Industrial and Commercial Bank of China (ICBC) recorded a huge increase in new loans in January as it answered government calls to support the weakening economy.
ICBC, the country's largest bank, said Thursday it extended 117.1 billion yuan (US$17 billion) of new loans last month, 22 percent of the amount for the whole of 2008.
It noted that 69.3 billion yuan, or 59 percent of the total, was lent to infrastructure projects including railways, roads, power grid and nuclear power stations.
Late last year China urged local lenders to increase credit to support its 4 trillion yuan (US$586 billion) stimulus package aimed at spurring economic growth.
China's economy grew 6.8 percent year-on-year in the fourth quarter of last year, down from 9 percent in the third quarter and 10.4 percent in the first half. The sharp slowdown dragged down the growth for 2008 to a 7-year-low of 9 percent.

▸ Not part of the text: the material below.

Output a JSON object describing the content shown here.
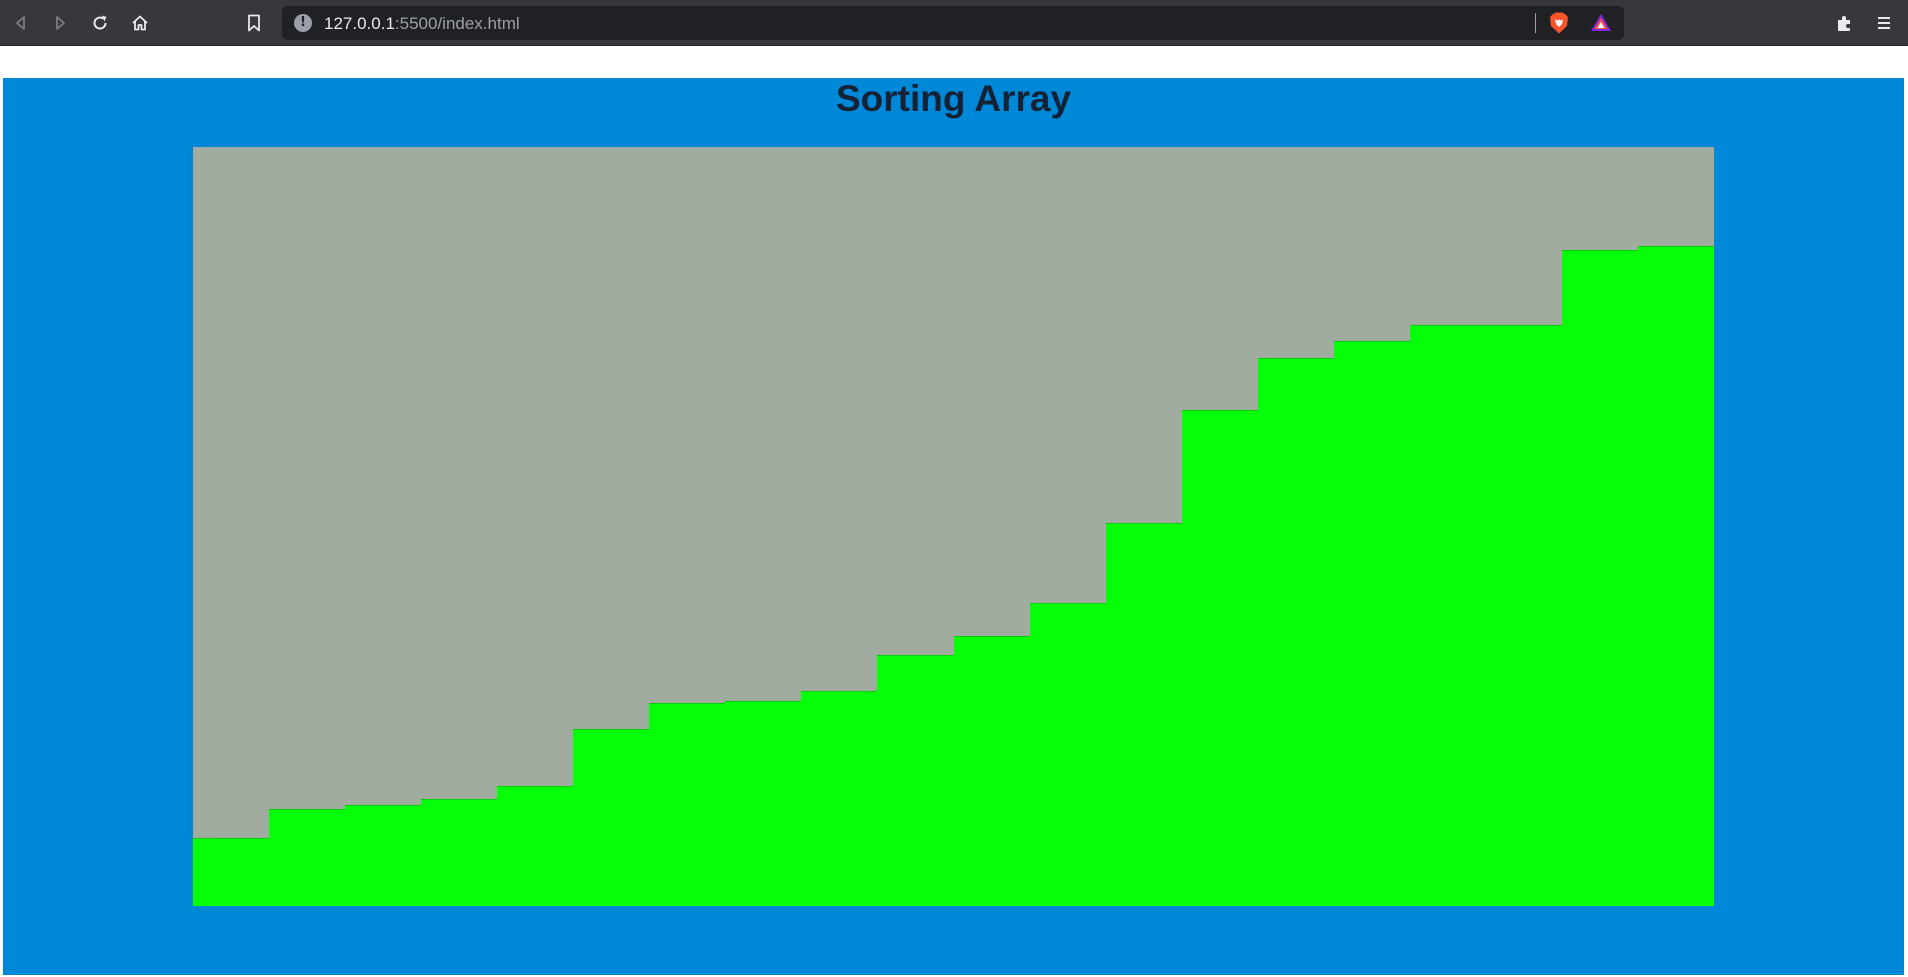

The bank also reported a big profit and declines in both the amount of non-performing loans (NPLs) and the NPL ratio in January, though no specific figures were given.
Factors driving the good performance include government measures to boost domestic demand and stimulate economy and a moderately loose monetary policy, it said.
The big increase in new loans showed the government measures have yielded initial results and the positive effects are spreading to the real economy, it stated.
The Purchasing Managers' Index of manufacturing rose to 45.3 in January from 41.2 in December, following a record low of 38.8 in November, the China Federation of Logistics and Purchasing said Wednesday, providing evidence the economy was on the road to a recovery.
The lender added it has beefed up risk control while expanding business.
Officials and analysts have warned that domestic banks might face rising bad loans this year as they record huge increases in new loans in the worsening economic conditions.
Shares of ICBC in Shanghai rose 0.8 percent to 3.83 yuan at 11:10 a.m. Beijing time.